The policeman helped her pick up her belongings, and in a few moments she was behind the wheel again, edging back onto the pavement, driving with excruciating care because every movement was such an effort. Twice she caught herself as her eyes were closing, the darkness of unconsciousness inexorably closing in.

Then she was home, turning in to the driveway. She managed to get out of the car and wave at the officer. She leaned against the car, watching him drive away, and only when he turned the corner did she set herself to the task of getting inside the house. To safety.

With weak, shaking, uncooperative hands she looped the strap of her purse around her neck, so she wouldn't drop it. After pausing for a moment to gather strength, she launched herself away from the car in the direction of the front porch. As a launch, it was spectacularly lacking in power. She staggered like a drunk, her steps wavering, her vision fading. Every movement became more and more difficult as the fatigue grew like a living thing, overwhelming her muscles and taking them from her control. She reached the two steps leading up to the porch and stopped there, swaying slowly back and forth, her blurred gaze fixed on those two steps that normally required no effort at all. She tried to lift her foot enough to take the first step, but nothing happened. She simply couldn't do it. Iron weights were dragging around her ankles, holding her back.

She began to shiver, another familiar reaction from before, in that other life. She knew she had only a few minutes to get inside before she completely collapsed.

She dropped heavily to her knees, feeling the resulting pain as only a dull, distant sensation. She could hear her own harsh, strained breathing, echoing hollowly. Slowly, torturously, she dragged herself up the steps, fighting for each inch, fighting to keep the darkness at bay.

She reached the front door. Keys. She needed the keys to get in.

She couldn't think. The black fog in her brain was paralyzing.
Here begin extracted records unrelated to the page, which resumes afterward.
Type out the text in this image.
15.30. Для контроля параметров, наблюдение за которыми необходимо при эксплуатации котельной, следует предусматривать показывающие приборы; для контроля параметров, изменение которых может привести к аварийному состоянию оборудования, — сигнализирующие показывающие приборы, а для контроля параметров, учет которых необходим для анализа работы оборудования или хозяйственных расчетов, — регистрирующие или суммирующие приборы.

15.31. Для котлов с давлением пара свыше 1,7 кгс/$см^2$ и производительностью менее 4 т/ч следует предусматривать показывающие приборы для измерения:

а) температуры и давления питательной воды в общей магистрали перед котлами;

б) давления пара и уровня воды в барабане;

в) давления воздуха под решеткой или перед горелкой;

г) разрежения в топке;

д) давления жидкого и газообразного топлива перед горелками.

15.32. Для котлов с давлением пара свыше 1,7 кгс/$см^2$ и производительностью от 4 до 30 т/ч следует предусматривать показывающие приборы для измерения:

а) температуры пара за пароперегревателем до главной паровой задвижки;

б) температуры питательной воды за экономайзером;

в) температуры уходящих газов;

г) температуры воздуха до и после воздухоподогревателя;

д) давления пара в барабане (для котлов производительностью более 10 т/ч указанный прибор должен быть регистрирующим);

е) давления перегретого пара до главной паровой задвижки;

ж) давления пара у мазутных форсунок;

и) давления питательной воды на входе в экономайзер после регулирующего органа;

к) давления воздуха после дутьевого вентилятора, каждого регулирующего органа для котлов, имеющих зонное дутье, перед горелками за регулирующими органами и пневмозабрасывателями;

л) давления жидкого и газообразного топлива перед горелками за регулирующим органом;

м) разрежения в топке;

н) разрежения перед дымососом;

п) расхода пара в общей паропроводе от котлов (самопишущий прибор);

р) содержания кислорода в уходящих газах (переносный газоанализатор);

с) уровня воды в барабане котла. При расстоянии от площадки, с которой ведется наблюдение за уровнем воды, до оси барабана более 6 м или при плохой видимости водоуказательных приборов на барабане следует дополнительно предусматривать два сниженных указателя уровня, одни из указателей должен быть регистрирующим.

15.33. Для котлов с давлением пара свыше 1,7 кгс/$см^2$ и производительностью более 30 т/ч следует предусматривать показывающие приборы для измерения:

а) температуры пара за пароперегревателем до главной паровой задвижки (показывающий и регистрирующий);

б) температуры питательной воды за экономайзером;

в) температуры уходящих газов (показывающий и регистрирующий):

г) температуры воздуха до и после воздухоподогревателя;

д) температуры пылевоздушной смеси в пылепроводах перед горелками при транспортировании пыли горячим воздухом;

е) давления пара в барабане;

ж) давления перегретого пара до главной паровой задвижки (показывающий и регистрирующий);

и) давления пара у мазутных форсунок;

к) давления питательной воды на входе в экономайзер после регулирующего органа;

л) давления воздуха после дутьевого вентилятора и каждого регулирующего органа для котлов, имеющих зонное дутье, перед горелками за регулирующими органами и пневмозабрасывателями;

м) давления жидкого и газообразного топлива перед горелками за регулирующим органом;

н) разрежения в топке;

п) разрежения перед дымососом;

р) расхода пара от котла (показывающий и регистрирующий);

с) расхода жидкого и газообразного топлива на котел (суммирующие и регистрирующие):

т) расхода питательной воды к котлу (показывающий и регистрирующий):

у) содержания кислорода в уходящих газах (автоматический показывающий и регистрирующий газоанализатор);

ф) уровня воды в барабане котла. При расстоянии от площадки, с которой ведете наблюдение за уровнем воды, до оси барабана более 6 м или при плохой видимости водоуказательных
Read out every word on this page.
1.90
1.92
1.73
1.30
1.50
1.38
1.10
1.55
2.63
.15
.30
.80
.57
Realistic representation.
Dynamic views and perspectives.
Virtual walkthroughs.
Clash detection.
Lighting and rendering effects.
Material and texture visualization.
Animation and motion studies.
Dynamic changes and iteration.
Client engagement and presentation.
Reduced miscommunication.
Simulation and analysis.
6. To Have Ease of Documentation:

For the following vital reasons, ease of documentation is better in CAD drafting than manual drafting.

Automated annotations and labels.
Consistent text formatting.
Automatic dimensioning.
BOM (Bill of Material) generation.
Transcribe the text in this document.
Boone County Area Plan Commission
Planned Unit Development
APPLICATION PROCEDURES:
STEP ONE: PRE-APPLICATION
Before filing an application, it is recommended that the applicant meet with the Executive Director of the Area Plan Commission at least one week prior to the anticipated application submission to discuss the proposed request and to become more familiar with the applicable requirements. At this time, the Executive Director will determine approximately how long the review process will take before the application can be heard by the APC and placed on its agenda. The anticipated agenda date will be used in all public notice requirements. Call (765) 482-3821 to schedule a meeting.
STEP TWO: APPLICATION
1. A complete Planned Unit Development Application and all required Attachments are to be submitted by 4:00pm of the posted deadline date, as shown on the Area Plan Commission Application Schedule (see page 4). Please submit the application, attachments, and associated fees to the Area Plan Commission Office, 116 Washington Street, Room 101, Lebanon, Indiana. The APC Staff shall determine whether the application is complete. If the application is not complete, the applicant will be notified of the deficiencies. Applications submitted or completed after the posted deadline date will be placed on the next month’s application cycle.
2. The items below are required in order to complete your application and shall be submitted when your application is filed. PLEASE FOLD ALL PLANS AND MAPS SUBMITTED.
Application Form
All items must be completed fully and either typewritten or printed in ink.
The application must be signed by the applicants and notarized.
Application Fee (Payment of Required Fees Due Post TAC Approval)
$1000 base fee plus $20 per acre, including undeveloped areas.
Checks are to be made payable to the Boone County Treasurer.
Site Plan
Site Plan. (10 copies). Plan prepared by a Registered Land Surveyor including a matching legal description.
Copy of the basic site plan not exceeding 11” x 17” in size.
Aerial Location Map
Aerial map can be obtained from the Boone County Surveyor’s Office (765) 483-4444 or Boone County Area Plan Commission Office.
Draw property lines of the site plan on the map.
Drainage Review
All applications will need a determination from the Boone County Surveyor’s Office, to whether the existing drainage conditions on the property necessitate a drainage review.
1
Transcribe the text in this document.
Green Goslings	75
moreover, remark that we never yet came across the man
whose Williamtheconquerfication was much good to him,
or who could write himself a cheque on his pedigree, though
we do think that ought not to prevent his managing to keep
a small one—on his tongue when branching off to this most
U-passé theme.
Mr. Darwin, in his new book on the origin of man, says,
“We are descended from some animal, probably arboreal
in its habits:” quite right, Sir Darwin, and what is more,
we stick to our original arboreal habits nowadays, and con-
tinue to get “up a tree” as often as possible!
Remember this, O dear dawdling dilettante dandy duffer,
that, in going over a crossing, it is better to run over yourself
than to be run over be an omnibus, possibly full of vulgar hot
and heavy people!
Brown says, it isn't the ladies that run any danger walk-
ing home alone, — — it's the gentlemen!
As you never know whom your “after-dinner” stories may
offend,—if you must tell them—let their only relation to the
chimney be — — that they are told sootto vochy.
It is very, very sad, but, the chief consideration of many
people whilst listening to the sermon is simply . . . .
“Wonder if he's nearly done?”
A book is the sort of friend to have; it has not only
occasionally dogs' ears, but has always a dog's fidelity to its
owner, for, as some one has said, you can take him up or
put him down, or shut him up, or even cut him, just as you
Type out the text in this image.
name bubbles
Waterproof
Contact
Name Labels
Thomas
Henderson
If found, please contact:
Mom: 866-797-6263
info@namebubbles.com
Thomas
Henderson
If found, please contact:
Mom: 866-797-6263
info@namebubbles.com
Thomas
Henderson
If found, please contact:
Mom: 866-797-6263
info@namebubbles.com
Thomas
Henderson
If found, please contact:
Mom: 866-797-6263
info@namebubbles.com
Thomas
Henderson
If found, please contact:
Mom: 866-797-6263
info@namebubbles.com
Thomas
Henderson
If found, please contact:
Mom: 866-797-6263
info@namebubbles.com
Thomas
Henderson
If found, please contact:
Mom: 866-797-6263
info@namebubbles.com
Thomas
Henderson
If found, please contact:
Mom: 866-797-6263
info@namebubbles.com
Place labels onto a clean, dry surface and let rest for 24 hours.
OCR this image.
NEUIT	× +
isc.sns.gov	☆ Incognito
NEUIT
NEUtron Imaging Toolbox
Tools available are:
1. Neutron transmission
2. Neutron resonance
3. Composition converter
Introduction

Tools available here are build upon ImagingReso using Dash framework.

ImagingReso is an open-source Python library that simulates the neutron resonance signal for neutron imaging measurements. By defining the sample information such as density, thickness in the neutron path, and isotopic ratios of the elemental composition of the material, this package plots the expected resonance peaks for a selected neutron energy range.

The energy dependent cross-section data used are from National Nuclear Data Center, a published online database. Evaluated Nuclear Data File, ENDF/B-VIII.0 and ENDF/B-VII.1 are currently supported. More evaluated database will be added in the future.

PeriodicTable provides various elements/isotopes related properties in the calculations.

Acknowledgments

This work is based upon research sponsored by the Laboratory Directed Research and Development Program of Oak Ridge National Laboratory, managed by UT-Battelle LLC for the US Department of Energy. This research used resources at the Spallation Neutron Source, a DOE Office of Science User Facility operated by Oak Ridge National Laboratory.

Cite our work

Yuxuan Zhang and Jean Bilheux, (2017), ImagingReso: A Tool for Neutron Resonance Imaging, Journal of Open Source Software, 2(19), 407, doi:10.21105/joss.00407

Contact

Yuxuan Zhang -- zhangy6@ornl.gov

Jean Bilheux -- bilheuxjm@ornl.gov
She couldn't remember what she had done with her keys. In her purse? Still in the car? Or had she dropped them? There was no way she could retrace her steps, no way she could remain conscious much longer. She began fumbling in her purse, hoping to find the key ring. She should be able to recognize it by touch; it was one of those stretchy bracelet things, the type that could be slid onto the wrist. She could feel metal, but it eluded her grasp.

Bracelet...She had slipped the keys onto her wrist. It was a habit so ingrained that she seldom even thought about it. The shaking was worse; she pulled the key ring off her wrist but couldn't manage to fit the key into the lock. She couldn't see, the blackness almost complete now. Desperately she tried again, locating the lock purely by touch, concentrating with her last fierce vestige of strength on the herculean task of guiding the key into the lock...Got it! Panting, she turned the key until she felt the click. There. Unlocked.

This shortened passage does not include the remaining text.